Showing posts with label history of children. Show all posts
Showing posts with label history of children. Show all posts

Monday, August 19, 2019

History of Childhood


Life in the pen, 1066

Think nothing ever changes?  This is a sweet human-interest story about Wayne Malley, now 58, who remembers the day he got lost at the Canadian National Exhibition in Toronto when he was five.

Except the story goes on to say that he was one of 356 kids who became lost at the CNE that day, and that one day in 1958 1624 kids went missing. Today: maybe 5 or ten.

In 1966 there was a kind of holding pen where the lost kids were held, weeping and waiting.  Wayne was inside the wire about half an hour before his parents (and five siblings) turned up. “I don’t think we’ve ever had any cases where the parents didn’t eventually show up,” said the woman in charge of comforting the kids in the pen.

Okay, joke about helicopter parents and feral children, and all that.  But there have been some huge societal changes about parenting since the 1960s, no?  Things do not remain the same.

Tuesday, January 13, 2015

History for kids



Historiann launches a discussion at her blog about books about history as gifts for kids, particularly girl kids. I'm a bit staggered by her correspondent who says how hard this is. I would have thought that in our culture, particularly given the renaissance in books for children that has been afoot the last few decades, any historically literate reader could build great toppling piles of appropriate choices. As indeed most of the commentators do.

Also I'm less surprised, but struck as usual, by the Planet America assumptions even these culturally sensitive and no doubt widely travelled commentators take for granted.  None of them comes up with a non-American title or topic!

I found it pretty easy to come up with a shelf of Canadian titles: Anne or anything by Lucy Maud, the recent Hello Canada and Our Canadian Girl series, anything by Kit Pearson, Shantymen of Cache Creek or the other novels in the Bains series by my friend Bill Freeman, Paul Yee's Tales from Gold Mountain, Afua Cooper's Angelique, and anything by Janet Lunn (not least The Story of Canada I got to write with her). That last seems to be the one nonfiction that comes quickly to mind, but in fact there have been floods of finely written and often beautifully illustrated "information books" on Canadian historical subjects. Here's a pretty terrific list of a hundred Canadian books for kids with quite a bit of historically linked content.

But young Canadian kids (and their parents) I have know are surely exposed as well to many of the American titles in the Historiann lists, and to Little Women and many more American historically-themed books, plus global stories like the Royal Diaries and Cue for Treason, and the Rosemary Sutcliffe novels, and The Diary of Anne Frank, and didn't some guy write a short history of the world just for kids? (And this other guy, E.H. Gombrich wrote A Little History of the World.) Well, it's too easy to list the output of non-American titles -- can American readers really be so sheltered from all these?  I don't think so....


Monday, March 11, 2013

Today in history: a Barnardo Child story


On March 10, 1897 (okay, that was yesterday in history), the Court of Appeal for Ontario heard the appeal of George Speirs of Stisted Township, Ontario (today part of Huntsville) against the local public school trustees.  Spiers had taken in Frederick Hall, a Barnardo child. Barnardo children were British "waifs" recruited to Canada to work as farm labour or domestic servants.

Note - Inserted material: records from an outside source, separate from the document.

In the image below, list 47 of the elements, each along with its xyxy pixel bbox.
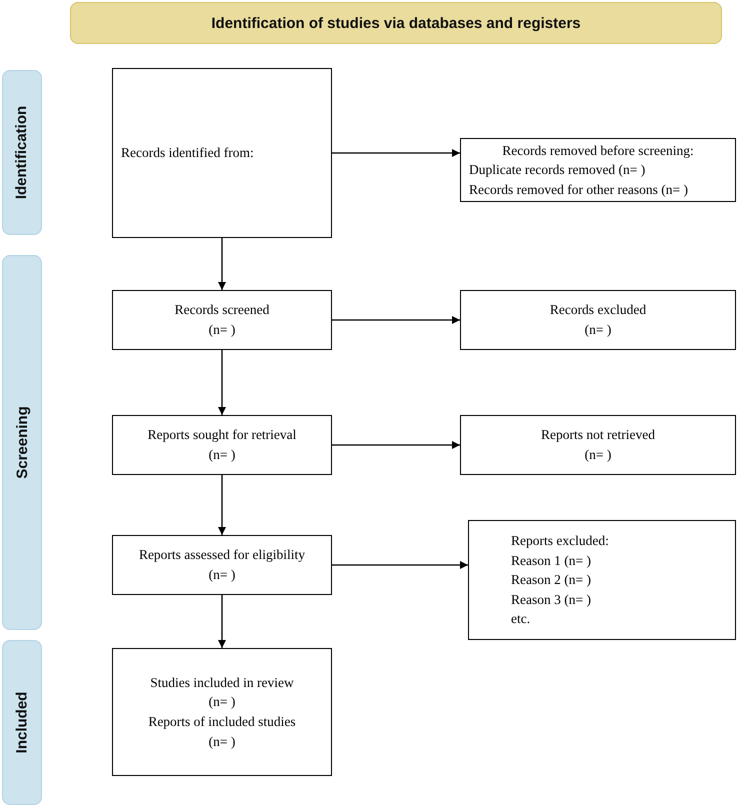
arrow xyxy=(332,316,460,324)
box-text: (n= ) xyxy=(584,446,612,464)
box-text: Reports sought for retrieval xyxy=(148,426,296,444)
title-banner: Identification of studies via databases and registers xyxy=(70,2,722,44)
process-box xyxy=(460,138,736,202)
process-box xyxy=(112,68,332,238)
box-text: Reports assessed for eligibility xyxy=(138,546,306,564)
box-text: Records screened xyxy=(174,301,270,320)
arrow xyxy=(218,350,226,415)
box-text: (n= ) xyxy=(208,566,236,584)
process-box xyxy=(460,415,736,475)
arrow xyxy=(218,238,226,290)
box-text: (n= ) xyxy=(208,321,236,339)
stage-label: Screening xyxy=(14,406,30,479)
process-box xyxy=(460,290,736,350)
box-text: Records removed for other reasons (n= ) xyxy=(469,180,688,199)
process-box xyxy=(112,648,332,776)
arrow xyxy=(218,595,226,648)
box-text: (n= ) xyxy=(208,693,236,712)
box-text: Reason 2 (n= ) xyxy=(511,571,591,590)
stage-label: Included xyxy=(14,692,30,754)
arrow xyxy=(218,475,226,535)
box-text: Duplicate records removed (n= ) xyxy=(469,161,646,180)
stage-band xyxy=(2,640,42,805)
box-text: Records removed before screening: xyxy=(502,142,694,160)
process-box xyxy=(112,535,332,595)
box-text: etc. xyxy=(511,610,530,628)
box-text: Reason 3 (n= ) xyxy=(511,590,591,609)
box-text: Reports excluded: xyxy=(511,532,609,550)
box-text: Records excluded xyxy=(550,301,646,320)
box-text: Records identified from: xyxy=(121,144,254,162)
stage-band xyxy=(2,255,42,630)
box-text: (n= ) xyxy=(208,732,236,751)
box-text: Reports of included studies xyxy=(148,713,296,731)
arrow xyxy=(332,441,460,449)
box-text: Reason 1 (n= ) xyxy=(511,552,591,570)
box-text: (n= ) xyxy=(584,321,612,339)
arrow xyxy=(332,561,468,569)
process-box xyxy=(112,415,332,475)
process-box xyxy=(468,520,736,640)
box-text: (n= ) xyxy=(208,446,236,464)
process-box xyxy=(112,290,332,350)
arrow xyxy=(332,149,460,157)
stage-label: Identification xyxy=(14,106,30,200)
box-text: Studies included in review xyxy=(150,674,294,692)
box-text: Reports not retrieved xyxy=(541,426,655,444)
stage-band xyxy=(2,70,42,235)
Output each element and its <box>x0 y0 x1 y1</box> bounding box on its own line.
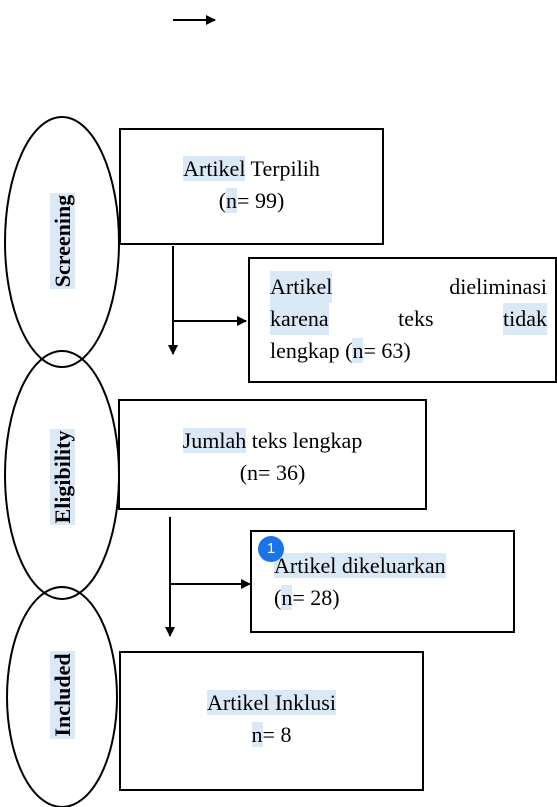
fulltext-title: Jumlah teks lengkap <box>182 428 363 453</box>
included-ellipse <box>6 586 118 807</box>
eliminated-line-2: karena teks tidak <box>270 303 547 335</box>
stage-label-screening: Screening <box>50 192 75 290</box>
eliminated-line-1: Artikel dieliminasi <box>270 271 547 303</box>
stage-label-included: Included <box>50 651 75 739</box>
excluded-line-1: Artikel dikeluarkan <box>274 553 446 578</box>
eliminated-line-3: lengkap (n= 63) <box>270 338 411 363</box>
box-excluded-articles: Artikel dikeluarkan (n= 28) <box>250 530 515 633</box>
stage-label-eligibility: Eligibility <box>50 428 75 526</box>
included-title: Artikel Inklusi <box>207 690 336 715</box>
box-eliminated-articles: Artikel dieliminasi karena teks tidak le… <box>248 257 557 383</box>
box-fulltext-articles: Jumlah teks lengkap (n= 36) <box>118 399 427 510</box>
box-selected-articles: Artikel Terpilih (n= 99) <box>119 128 384 245</box>
selected-title: Artikel Terpilih <box>183 156 320 181</box>
excluded-line-2: (n= 28) <box>274 585 340 610</box>
comment-badge[interactable]: 1 <box>258 536 284 562</box>
included-count: n= 8 <box>251 722 292 747</box>
selected-count: (n= 99) <box>218 188 285 213</box>
fulltext-count: (n= 36) <box>239 460 306 485</box>
box-included-articles: Artikel Inklusi n= 8 <box>119 651 424 791</box>
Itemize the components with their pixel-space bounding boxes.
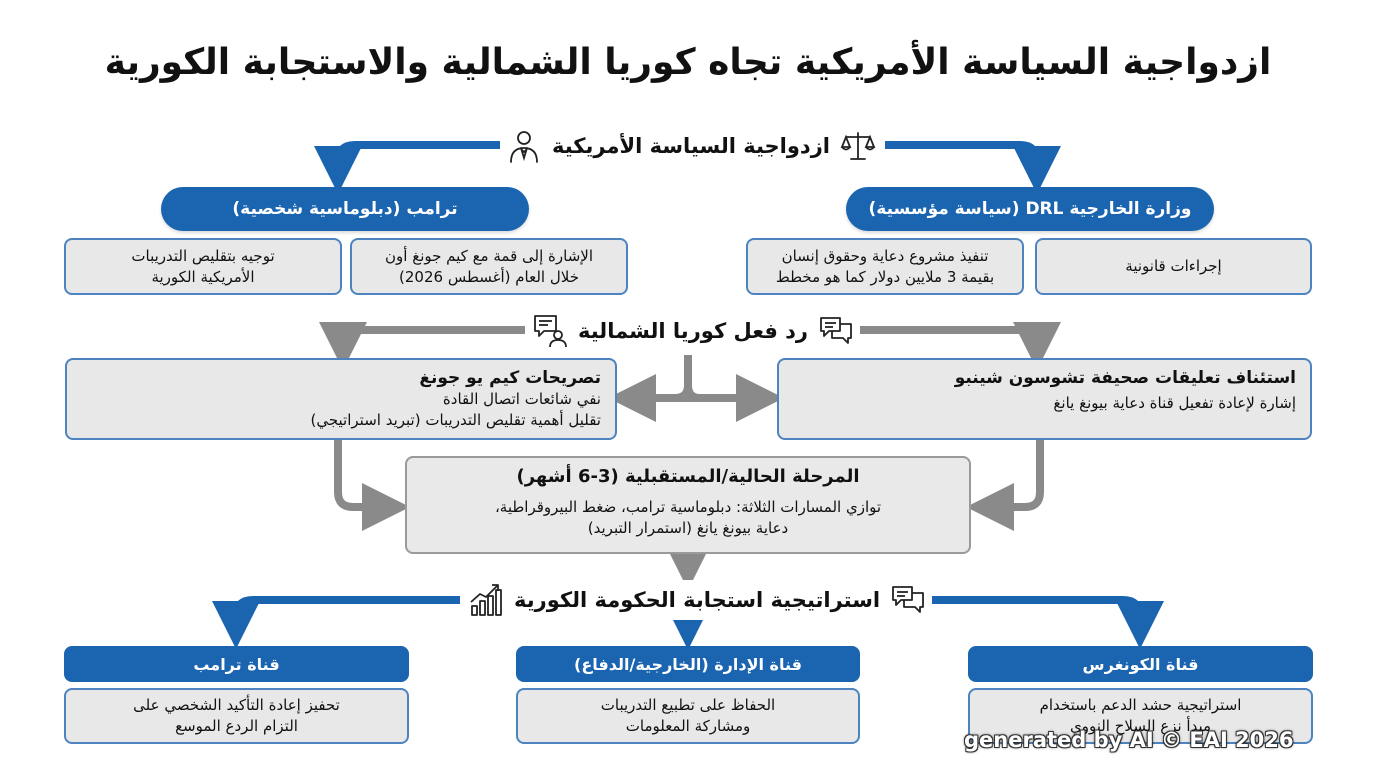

Mostly one reads grim stories of Barnardo children abused, exploited, and neglected by the householders they were placed with. This one is a little different. Spiers wanted young Frederick to go to school. But the school trustees would not let him in. They took shelter behind the statutory provision that in rural areas public schools were open to children whose parents or guardians lived in the school district. A trial judge concluded Spiers, as a Barnardo host, was neither parent or guardian, and so Hall did not qualify.  Spiers appealed that decision.

In the appeal court, Chief Justice George Burton recognized that the probable motive of the school trustees was to keep "these unfortunate waifs" out of their school. But the judges agreed that the language of the statute was clear; it permitted this "terrible injustice," particularly since there was limited space available.  Frederick Hall had no right of access to the public schools.

(24 Ontario Appeal Cases 476, Hall v. Stisted School Trustees, if you happen to be researching Barnardo children.)

Update, same day:  Meanwhile, really today 165 years ago, as Wikipedia notes on its main page today:
1848  Louis-Hippolyte Lafontaine and Robert Baldwin became the first Prime Ministers of the Province of Canada to be democratically elected under a system of responsible government.